5. Research has found that nearly 80 percent of giraffes held in captivity engage in at least one abnormal behavior, such as pacing and licking nonfood objects. Repetitive, abnormal behavior patterns such as these develop in captive animals as a result of being held in chronically under-stimulating or stressful environments resulting in long-term stress, frustration, or deprivation.
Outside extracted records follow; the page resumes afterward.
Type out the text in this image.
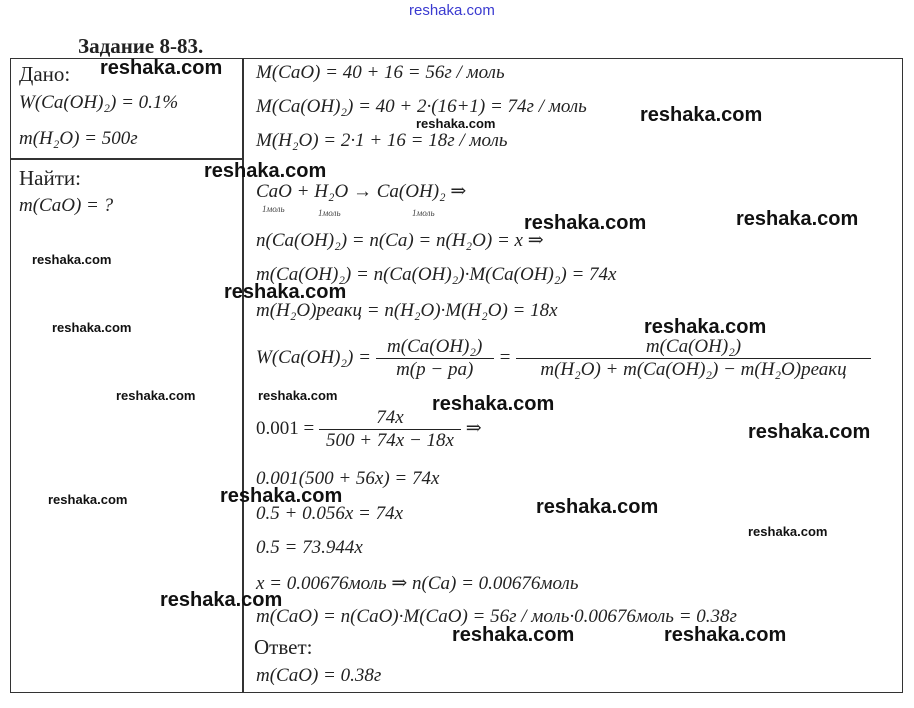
reshaka.com
Задание 8-83.
Дано:
W(Ca(OH)₂) = 0.1%
m(H₂O) = 500г
Найти:
m(CaO) = ?
M(CaO) = 40 + 16 = 56г / моль
M(Ca(OH)₂) = 40 + 2·(16+1) = 74г / моль
M(H₂O) = 2·1 + 16 = 18г / моль
CaO + H₂O → Ca(OH)₂ ⇒
1моль	1моль	1моль
n(Ca(OH)₂) = n(Ca) = n(H₂O) = x ⇒
m(Ca(OH)₂) = n(Ca(OH)₂)·M(Ca(OH)₂) = 74x
m(H₂O)реакц = n(H₂O)·M(H₂O) = 18x
$W(Ca(OH)_2) = \frac{\text{m(Ca(OH)₂)}}{m(р - ра)} = \frac{\text{m(Ca(OH)₂)}}{\text{m(H₂O) + m(Ca(OH)₂) − m(H₂O)реакц}}$
$0.001 = \frac{74x}{500 + 74x - 18x}$ ⇒
0.001(500 + 56x) = 74x
0.5 + 0.056x = 74x
0.5 = 73.944x
x = 0.00676моль ⇒ n(Ca) = 0.00676моль
m(CaO) = n(CaO)·M(CaO) = 56г / моль·0.00676моль = 0.38г
Ответ:
m(CaO) = 0.38г
reshaka.com
reshaka.com	reshaka.com
reshaka.com
reshaka.com	reshaka.com
reshaka.com
reshaka.com
reshaka.com	reshaka.com
reshaka.com	reshaka.com	reshaka.com
reshaka.com
reshaka.com
reshaka.com	reshaka.com
reshaka.com
reshaka.com
reshaka.com	reshaka.com
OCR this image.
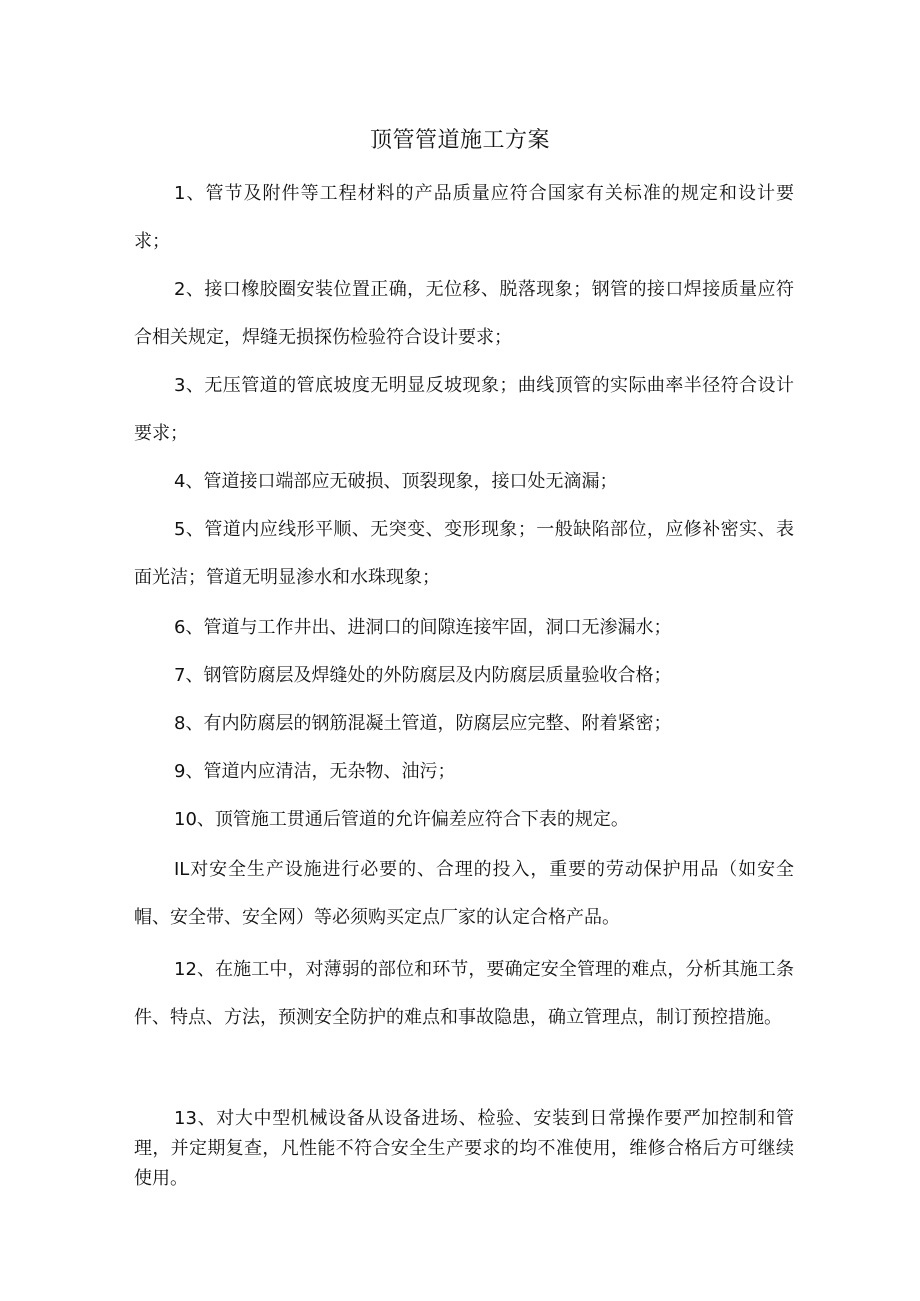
顶管管道施工方案

1、管节及附件等工程材料的产品质量应符合国家有关标准的规定和设计要求；

2、接口橡胶圈安装位置正确，无位移、脱落现象；钢管的接口焊接质量应符合相关规定，焊缝无损探伤检验符合设计要求；

3、无压管道的管底坡度无明显反坡现象；曲线顶管的实际曲率半径符合设计要求；

4、管道接口端部应无破损、顶裂现象，接口处无滴漏；

5、管道内应线形平顺、无突变、变形现象；一般缺陷部位，应修补密实、表面光洁；管道无明显渗水和水珠现象；

6、管道与工作井出、进洞口的间隙连接牢固，洞口无渗漏水；

7、钢管防腐层及焊缝处的外防腐层及内防腐层质量验收合格；

8、有内防腐层的钢筋混凝土管道，防腐层应完整、附着紧密；

9、管道内应清洁，无杂物、油污；

10、顶管施工贯通后管道的允许偏差应符合下表的规定。

IL对安全生产设施进行必要的、合理的投入，重要的劳动保护用品（如安全帽、安全带、安全网）等必须购买定点厂家的认定合格产品。

12、在施工中，对薄弱的部位和环节，要确定安全管理的难点，分析其施工条件、特点、方法，预测安全防护的难点和事故隐患，确立管理点，制订预控措施。

13、对大中型机械设备从设备进场、检验、安装到日常操作要严加控制和管理，并定期复查，凡性能不符合安全生产要求的均不准使用，维修合格后方可继续使用。
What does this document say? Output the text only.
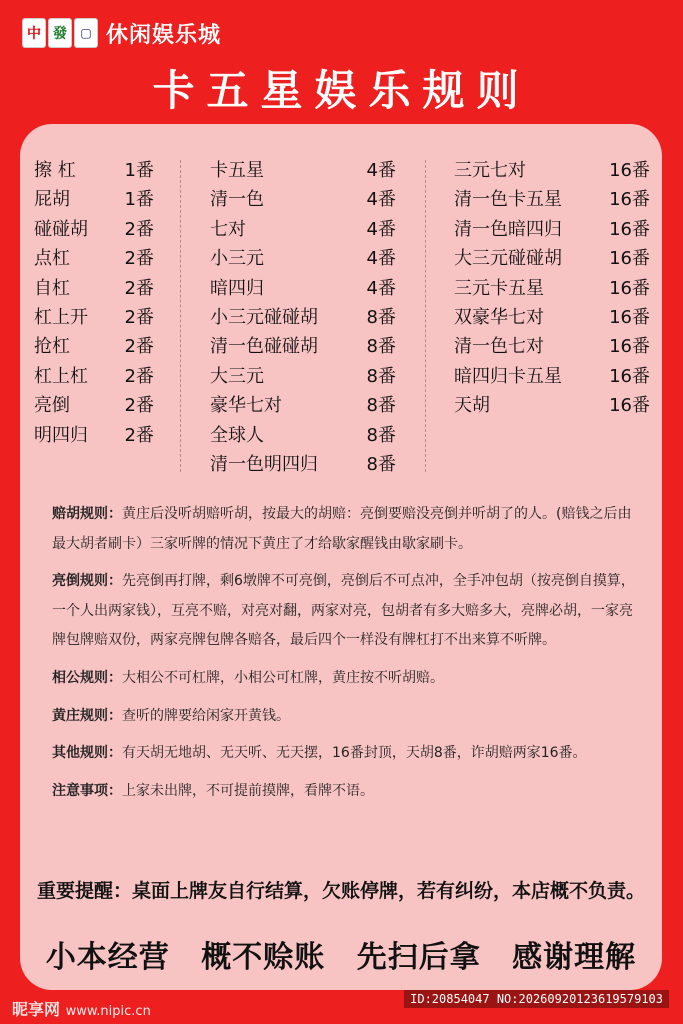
中 發	▢ 休闲娱乐城
卡五星娱乐规则
擦 杠	1番
屁胡	1番
碰碰胡	2番
点杠	2番
自杠	2番
杠上开	2番
抢杠	2番
杠上杠	2番
亮倒	2番
明四归	2番
卡五星	4番
清一色	4番
七对	4番
小三元	4番
暗四归	4番
小三元碰碰胡	8番
清一色碰碰胡	8番
大三元	8番
豪华七对	8番
全球人	8番
清一色明四归	8番
三元七对	16番
清一色卡五星	16番
清一色暗四归	16番
大三元碰碰胡	16番
三元卡五星	16番
双豪华七对	16番
清一色七对	16番
暗四归卡五星	16番
天胡	16番
赔胡规则：黄庄后没听胡赔听胡，按最大的胡赔：亮倒要赔没亮倒并听胡了的人。(赔钱之后由最大胡者刷卡）三家听牌的情况下黄庄了才给歇家醒钱由歇家刷卡。
亮倒规则：先亮倒再打牌，剩6墩牌不可亮倒，亮倒后不可点冲，全手冲包胡（按亮倒自摸算，一个人出两家钱），互亮不赔，对亮对翻，两家对亮，包胡者有多大赔多大，亮牌必胡，一家亮牌包牌赔双份，两家亮牌包牌各赔各，最后四个一样没有牌杠打不出来算不听牌。
相公规则：大相公不可杠牌，小相公可杠牌，黄庄按不听胡赔。
黄庄规则：查听的牌要给闲家开黄钱。
其他规则：有天胡无地胡、无天听、无天摆，16番封顶，天胡8番，诈胡赔两家16番。
注意事项：上家未出牌，不可提前摸牌，看牌不语。
重要提醒：桌面上牌友自行结算，欠账停牌，若有纠纷，本店概不负责。
小本经营 概不赊账 先扫后拿 感谢理解
昵享网 www.nipic.cn
ID:20854047 NO:20260920123619579103
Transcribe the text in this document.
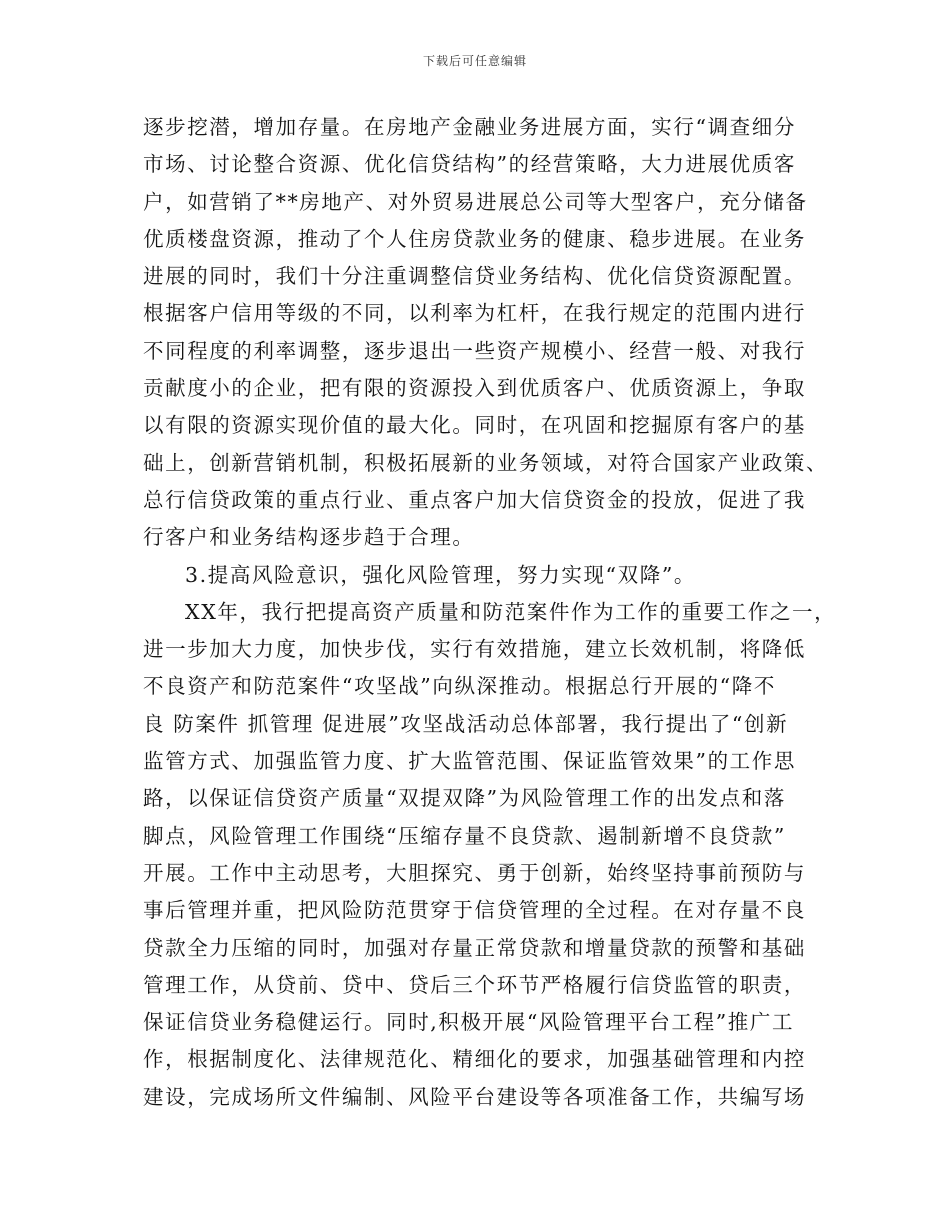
下载后可任意编辑
逐步挖潜，增加存量。在房地产金融业务进展方面，实行“调查细分
市场、讨论整合资源、优化信贷结构”的经营策略，大力进展优质客
户，如营销了**房地产、对外贸易进展总公司等大型客户，充分储备
优质楼盘资源，推动了个人住房贷款业务的健康、稳步进展。在业务
进展的同时，我们十分注重调整信贷业务结构、优化信贷资源配置。
根据客户信用等级的不同，以利率为杠杆，在我行规定的范围内进行
不同程度的利率调整，逐步退出一些资产规模小、经营一般、对我行
贡献度小的企业，把有限的资源投入到优质客户、优质资源上，争取
以有限的资源实现价值的最大化。同时，在巩固和挖掘原有客户的基
础上，创新营销机制，积极拓展新的业务领域，对符合国家产业政策、
总行信贷政策的重点行业、重点客户加大信贷资金的投放，促进了我
行客户和业务结构逐步趋于合理。
3.提高风险意识，强化风险管理，努力实现“双降”。
XX年，我行把提高资产质量和防范案件作为工作的重要工作之一，
进一步加大力度，加快步伐，实行有效措施，建立长效机制，将降低
不良资产和防范案件“攻坚战”向纵深推动。根据总行开展的“降不
良 防案件 抓管理 促进展”攻坚战活动总体部署，我行提出了“创新
监管方式、加强监管力度、扩大监管范围、保证监管效果”的工作思
路，以保证信贷资产质量“双提双降”为风险管理工作的出发点和落
脚点，风险管理工作围绕“压缩存量不良贷款、遏制新增不良贷款”
开展。工作中主动思考，大胆探究、勇于创新，始终坚持事前预防与
事后管理并重，把风险防范贯穿于信贷管理的全过程。在对存量不良
贷款全力压缩的同时，加强对存量正常贷款和增量贷款的预警和基础
管理工作，从贷前、贷中、贷后三个环节严格履行信贷监管的职责，
保证信贷业务稳健运行。同时,积极开展“风险管理平台工程”推广工
作，根据制度化、法律规范化、精细化的要求，加强基础管理和内控
建设，完成场所文件编制、风险平台建设等各项准备工作，共编写场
6. Captive giraffes are routinely exposed to temperatures that their bodies are not suited for, and they’re especially susceptible to disease during winter months.
7. Separation of bonded giraffes is known to cause psychological distress similar to that seen in primates, elephants, and other highly social animals. Yet they’re often separated for breeding and other management purposes.
Make no mistake: Keeping giraffes in captivity doesn’t preserve the species. Many die young, and captive animals are almost never reintroduced into nature. At least three dozen captive giraffes have died in the past three years in the U.S. PETA urges everyone who cares about animals not to support companies that hold them captive just to sell tickets.